I have lived in Winnipeg for decades. When not travelling, I explore my hometown with a traveller’s curiosity. Following is my take on Winnipeg’s top 10 attractions. To get a general overview of the city before or after visiting specific attractions, take the Heart of a Nation city trolley tour or use the Loop walking guide to take you past the city’s major landmarks.
1. The Forks
Located at the junction of the Red and Assiniboine Rivers in downtown Winnipeg, the Forks is a top city attraction for tourists and locals. The site has been a meeting place for over 6,000 years. Archaeologic evidence shows indigenous activity thousands of years in the past. The site was a hub of the fur trade era. The genesis of today’s meeting place began in the late 1980s. Development over the years since then has created a vibrant area of culture and entertainment within a 54-acre site. The Forks is home to restaurants, shops, and museums. It hosts concerts, events, and festivals.
The main floor of the Forks Market contains a fresh food emporium offering treats to take home or eat on site and The Common kiosk offering craft beer and wine. Specialty shops are found on the second floor. The Johnston Terminal, a former cold storage railway warehouse, houses unique shops and food outlets. The Market Plaza and Canopy between the two buildings is the site of open-air performances in the summer and a skating rink in winter. The Plaza and green space leading to the river is one great patio area for outdoor dining and visiting.
The Forks National Historic Site is a Parks Canada riverside park with signage documenting the years of human history at the site. Within the total Forks site, you’ll find green spaces, picnic tables, pieces of art, an amphitheatre, a performance stage for outdoor concerts, a skateboard park, a children’s playground, and a native prairie garden. There is also a hotel, the Children’s Museum, the Theatre for Young People, and the Canadian Museum for Human Rights.
The Travel Manitoba Centre is also located at The Forks. The tourism office is a good spot to pick up brochures to help you with your exploration of Winnipeg or talk to a tourism representative about things to see and do in the city and the entire province.
2. Canadian Museum for Human Rights
Since opening in 2014, the Canadian Museum for Human Rights (CMHR) has become a Winnipeg landmark and top tourist attraction. Eleven galleries explore the meaning and history of human rights in Canada and around the world. Included in the galleries are a timeline of human rights events and issues, a look at Canadian indigenous perspectives, stories of the steps and missteps in Canada’s human rights history, examination of the Holocaust and other genocides, thought-provoking exhibits on our own role in contemporary human rights, examples of human rights triumphs, and a focus on people who have made a difference. In addition to the regular galleries, special exhibitions highlight human rights stories from around the world. The serious topics covered in the museum encourage reflection and discussion, but the overall message is one of hope and being spurred to action.
Designed by Antoine Predock, the building’s architecture is part of the visitor experience. The structure, located at the edge of The Forks site, embodies part of the Canadian landscape with large limestone “roots” creating a “mountain” which is surrounded by a cloud of over 1,500 panes of custom-made glass and topped with an icy peak. The cloud also represents the wings of a dove embracing the building beneath a beacon of hope. Inside alabaster lined ramps lead the visitor upward through the galleries where ever increasing levels of light symbolize the journey from darkness to light. The Tower of Hope offers panoramic views of the city.
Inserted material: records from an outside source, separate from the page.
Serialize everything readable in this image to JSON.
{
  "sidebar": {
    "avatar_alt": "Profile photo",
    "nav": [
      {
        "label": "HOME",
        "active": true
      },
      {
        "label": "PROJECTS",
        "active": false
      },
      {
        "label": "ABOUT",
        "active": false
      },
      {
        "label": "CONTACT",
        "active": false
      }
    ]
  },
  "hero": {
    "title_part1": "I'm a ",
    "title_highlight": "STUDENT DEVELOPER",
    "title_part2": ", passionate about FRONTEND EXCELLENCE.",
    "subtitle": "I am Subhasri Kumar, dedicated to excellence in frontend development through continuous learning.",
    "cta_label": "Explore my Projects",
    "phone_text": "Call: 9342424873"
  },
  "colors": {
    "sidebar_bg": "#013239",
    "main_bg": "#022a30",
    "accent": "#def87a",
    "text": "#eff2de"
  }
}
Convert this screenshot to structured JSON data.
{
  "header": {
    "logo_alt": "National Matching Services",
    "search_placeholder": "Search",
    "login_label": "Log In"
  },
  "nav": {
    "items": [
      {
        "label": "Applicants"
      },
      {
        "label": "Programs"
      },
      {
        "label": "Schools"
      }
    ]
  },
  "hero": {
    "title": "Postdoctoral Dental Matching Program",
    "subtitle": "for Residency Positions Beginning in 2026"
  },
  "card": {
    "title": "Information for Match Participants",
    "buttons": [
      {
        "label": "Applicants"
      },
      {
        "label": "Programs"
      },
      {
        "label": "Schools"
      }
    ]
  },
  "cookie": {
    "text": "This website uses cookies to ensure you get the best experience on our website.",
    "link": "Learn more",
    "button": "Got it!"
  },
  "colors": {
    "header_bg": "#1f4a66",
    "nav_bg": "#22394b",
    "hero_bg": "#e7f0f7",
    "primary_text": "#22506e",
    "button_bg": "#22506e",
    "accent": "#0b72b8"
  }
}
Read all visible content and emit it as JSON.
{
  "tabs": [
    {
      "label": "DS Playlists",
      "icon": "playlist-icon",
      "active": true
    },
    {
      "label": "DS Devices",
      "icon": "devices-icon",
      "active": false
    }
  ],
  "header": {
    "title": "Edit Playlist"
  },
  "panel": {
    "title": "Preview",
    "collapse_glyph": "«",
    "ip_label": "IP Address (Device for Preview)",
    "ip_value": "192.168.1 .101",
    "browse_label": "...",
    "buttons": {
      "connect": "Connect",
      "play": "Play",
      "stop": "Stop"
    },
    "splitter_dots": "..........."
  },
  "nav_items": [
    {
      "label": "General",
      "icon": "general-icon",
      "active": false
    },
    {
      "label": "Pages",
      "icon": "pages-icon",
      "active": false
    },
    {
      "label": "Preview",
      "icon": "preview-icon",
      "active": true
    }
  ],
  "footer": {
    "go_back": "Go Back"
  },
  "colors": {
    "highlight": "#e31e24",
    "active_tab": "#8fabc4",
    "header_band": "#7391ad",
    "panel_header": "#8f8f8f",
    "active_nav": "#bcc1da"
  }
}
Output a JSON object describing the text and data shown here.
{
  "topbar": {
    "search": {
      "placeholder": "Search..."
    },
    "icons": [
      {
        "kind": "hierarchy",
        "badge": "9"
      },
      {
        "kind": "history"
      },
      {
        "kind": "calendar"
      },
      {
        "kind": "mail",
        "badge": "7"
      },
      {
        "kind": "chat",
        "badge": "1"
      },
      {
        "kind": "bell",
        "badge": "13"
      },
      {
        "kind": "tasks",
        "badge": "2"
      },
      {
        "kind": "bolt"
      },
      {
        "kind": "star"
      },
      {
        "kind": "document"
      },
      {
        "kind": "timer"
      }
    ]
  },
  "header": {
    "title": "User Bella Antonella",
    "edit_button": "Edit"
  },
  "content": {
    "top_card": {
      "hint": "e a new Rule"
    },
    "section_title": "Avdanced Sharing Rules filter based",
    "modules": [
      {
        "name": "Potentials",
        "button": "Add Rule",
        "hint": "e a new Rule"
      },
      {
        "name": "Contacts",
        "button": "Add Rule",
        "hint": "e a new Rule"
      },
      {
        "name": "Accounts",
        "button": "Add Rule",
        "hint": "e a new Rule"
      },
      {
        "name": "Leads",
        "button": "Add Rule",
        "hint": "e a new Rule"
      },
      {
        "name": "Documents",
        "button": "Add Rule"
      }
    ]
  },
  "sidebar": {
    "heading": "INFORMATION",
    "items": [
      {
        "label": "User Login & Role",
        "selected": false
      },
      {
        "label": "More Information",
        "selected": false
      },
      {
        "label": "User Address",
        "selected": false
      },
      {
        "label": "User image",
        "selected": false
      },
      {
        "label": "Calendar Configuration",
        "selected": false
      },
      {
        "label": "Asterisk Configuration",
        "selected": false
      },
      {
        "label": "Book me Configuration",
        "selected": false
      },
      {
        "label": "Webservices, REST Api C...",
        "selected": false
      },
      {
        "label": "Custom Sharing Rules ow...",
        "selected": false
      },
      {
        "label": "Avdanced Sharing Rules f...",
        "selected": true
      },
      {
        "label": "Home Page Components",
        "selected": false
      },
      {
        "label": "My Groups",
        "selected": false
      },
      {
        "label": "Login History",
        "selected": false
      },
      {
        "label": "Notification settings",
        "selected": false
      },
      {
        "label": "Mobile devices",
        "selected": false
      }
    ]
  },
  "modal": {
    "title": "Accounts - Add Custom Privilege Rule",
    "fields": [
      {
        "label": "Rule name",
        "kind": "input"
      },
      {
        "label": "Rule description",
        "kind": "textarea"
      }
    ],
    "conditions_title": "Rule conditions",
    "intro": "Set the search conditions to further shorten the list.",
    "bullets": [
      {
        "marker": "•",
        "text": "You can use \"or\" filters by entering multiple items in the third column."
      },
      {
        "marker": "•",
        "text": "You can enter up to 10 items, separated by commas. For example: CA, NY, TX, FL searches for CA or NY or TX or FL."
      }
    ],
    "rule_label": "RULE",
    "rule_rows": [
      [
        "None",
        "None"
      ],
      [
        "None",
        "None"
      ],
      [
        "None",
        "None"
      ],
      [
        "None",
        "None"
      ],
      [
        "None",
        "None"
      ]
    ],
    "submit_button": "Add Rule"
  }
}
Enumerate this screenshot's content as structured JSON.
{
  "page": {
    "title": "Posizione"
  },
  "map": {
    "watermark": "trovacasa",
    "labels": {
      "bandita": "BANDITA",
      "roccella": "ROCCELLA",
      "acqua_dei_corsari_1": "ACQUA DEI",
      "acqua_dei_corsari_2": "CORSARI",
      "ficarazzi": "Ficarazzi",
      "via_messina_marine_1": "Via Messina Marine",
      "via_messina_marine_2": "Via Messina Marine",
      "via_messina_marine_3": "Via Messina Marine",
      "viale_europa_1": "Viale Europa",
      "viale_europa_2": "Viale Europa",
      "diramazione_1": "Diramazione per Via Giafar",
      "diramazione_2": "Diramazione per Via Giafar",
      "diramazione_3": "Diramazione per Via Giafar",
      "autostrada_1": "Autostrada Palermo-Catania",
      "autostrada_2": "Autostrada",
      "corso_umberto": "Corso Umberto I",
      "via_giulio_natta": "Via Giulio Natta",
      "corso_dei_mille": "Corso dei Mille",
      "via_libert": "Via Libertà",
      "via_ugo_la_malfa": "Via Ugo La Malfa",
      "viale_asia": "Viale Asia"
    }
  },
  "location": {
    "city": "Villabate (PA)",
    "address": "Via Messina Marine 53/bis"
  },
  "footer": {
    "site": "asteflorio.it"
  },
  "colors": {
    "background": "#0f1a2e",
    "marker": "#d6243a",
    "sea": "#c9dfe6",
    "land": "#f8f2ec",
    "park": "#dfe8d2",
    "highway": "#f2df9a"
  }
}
There is also a restaurant in the museum and an excellent gift shop. For more information, read Canadian Museum for Human Rights Guide.
3. The Exchange District
The Exchange District, a 20-block area in central Winnipeg, was the original centre of commerce and culture in the city. It is now a National Historic Site and boasts North America’s largest and best-preserved collection of heritage buildings along narrow angled and cobblestoned streets. Stone and brick warehouses and terracotta-clad buildings date from the period of 1880 to 1920, when Winnipeg was known as “Gateway to the West” and “Chicago of the North.”
Today, the district bustles with local restaurants, boutique shops, art galleries and studios, museums, and other attractions including Old Market Square, an urban green space that is home to some of Winnipeg’s most popular summer festivals. It is one of my favourite areas of the city.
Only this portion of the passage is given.